Leila doesn’t argue. There isn’t time. No time for anything except for saving Liam’s life. The registrar is ready with the ET tube, but the numbers are going down and down and the beeps are longer, longer, the space between them closing until they’re hardly there at all and—
“He’s arresting,” Leila says, as calmly and quietly as she can. She starts chest compressions.
“Will someone tell us what the fuck is going on!” Connor Slater leaves off the question mark. He wants to stare Leila down, but he can’t take his eyes off the screen where the numbers say everything, and so he shouts at her instead. “He’s not fucking breathing. Do something! Fucking hell . . .” This last is directed to the ceiling, as he stands at the foot of Liam’s bed, his fists clenched and his eyes squeezed shut against the threat of tears.

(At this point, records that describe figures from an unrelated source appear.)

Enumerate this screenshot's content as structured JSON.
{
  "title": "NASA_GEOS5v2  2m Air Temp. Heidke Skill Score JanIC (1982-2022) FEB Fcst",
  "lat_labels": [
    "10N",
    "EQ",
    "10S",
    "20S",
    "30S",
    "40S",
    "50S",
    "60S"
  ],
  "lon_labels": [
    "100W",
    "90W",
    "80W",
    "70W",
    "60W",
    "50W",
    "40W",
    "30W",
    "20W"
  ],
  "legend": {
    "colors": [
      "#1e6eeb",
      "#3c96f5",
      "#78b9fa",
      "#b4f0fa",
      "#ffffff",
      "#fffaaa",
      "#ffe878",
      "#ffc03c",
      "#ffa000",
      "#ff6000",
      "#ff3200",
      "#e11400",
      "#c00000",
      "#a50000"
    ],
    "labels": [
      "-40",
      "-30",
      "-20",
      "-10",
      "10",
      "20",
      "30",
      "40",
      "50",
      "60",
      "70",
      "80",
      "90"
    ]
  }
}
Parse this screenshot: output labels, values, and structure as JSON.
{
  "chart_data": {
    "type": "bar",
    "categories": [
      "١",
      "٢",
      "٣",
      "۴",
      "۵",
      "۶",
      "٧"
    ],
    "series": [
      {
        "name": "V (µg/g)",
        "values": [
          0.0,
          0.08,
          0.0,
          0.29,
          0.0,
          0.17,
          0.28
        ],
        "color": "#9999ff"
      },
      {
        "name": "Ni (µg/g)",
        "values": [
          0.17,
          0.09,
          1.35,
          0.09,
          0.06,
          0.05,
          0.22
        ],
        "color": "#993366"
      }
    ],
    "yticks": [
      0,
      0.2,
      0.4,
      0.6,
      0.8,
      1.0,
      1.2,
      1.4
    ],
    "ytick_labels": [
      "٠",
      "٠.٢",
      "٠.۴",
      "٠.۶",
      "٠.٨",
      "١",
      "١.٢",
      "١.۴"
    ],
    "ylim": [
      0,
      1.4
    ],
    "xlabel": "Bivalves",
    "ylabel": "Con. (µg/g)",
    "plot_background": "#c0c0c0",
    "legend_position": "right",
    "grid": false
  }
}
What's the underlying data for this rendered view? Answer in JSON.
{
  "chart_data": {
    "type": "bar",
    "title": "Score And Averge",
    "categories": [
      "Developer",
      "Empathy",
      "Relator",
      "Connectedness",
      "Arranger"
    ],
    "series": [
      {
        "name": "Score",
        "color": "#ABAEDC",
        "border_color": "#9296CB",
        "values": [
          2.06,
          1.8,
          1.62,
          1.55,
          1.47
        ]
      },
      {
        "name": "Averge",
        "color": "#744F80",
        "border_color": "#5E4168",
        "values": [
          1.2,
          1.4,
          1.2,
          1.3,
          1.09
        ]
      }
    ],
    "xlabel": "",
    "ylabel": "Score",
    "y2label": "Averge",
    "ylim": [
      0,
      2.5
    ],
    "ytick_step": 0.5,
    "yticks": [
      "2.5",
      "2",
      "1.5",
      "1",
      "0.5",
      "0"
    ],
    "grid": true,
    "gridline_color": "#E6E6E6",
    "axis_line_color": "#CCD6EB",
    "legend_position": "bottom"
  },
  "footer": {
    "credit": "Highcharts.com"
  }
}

“Defib,” Leila shouts, but it’s already being pushed into her hands. Fired up. Charging. Working. Leila looks at Cheryl and nods. They place the pads on Liam’s skinny chest, pause for a second’s check that feels a second too long, and then Leila shouts, “Clear!” and she so badly needs to save this child’s life that she’s losing perspective on who she’s doing it for. A safety check, then a single shock, before chest compressions again and again and—“Again!”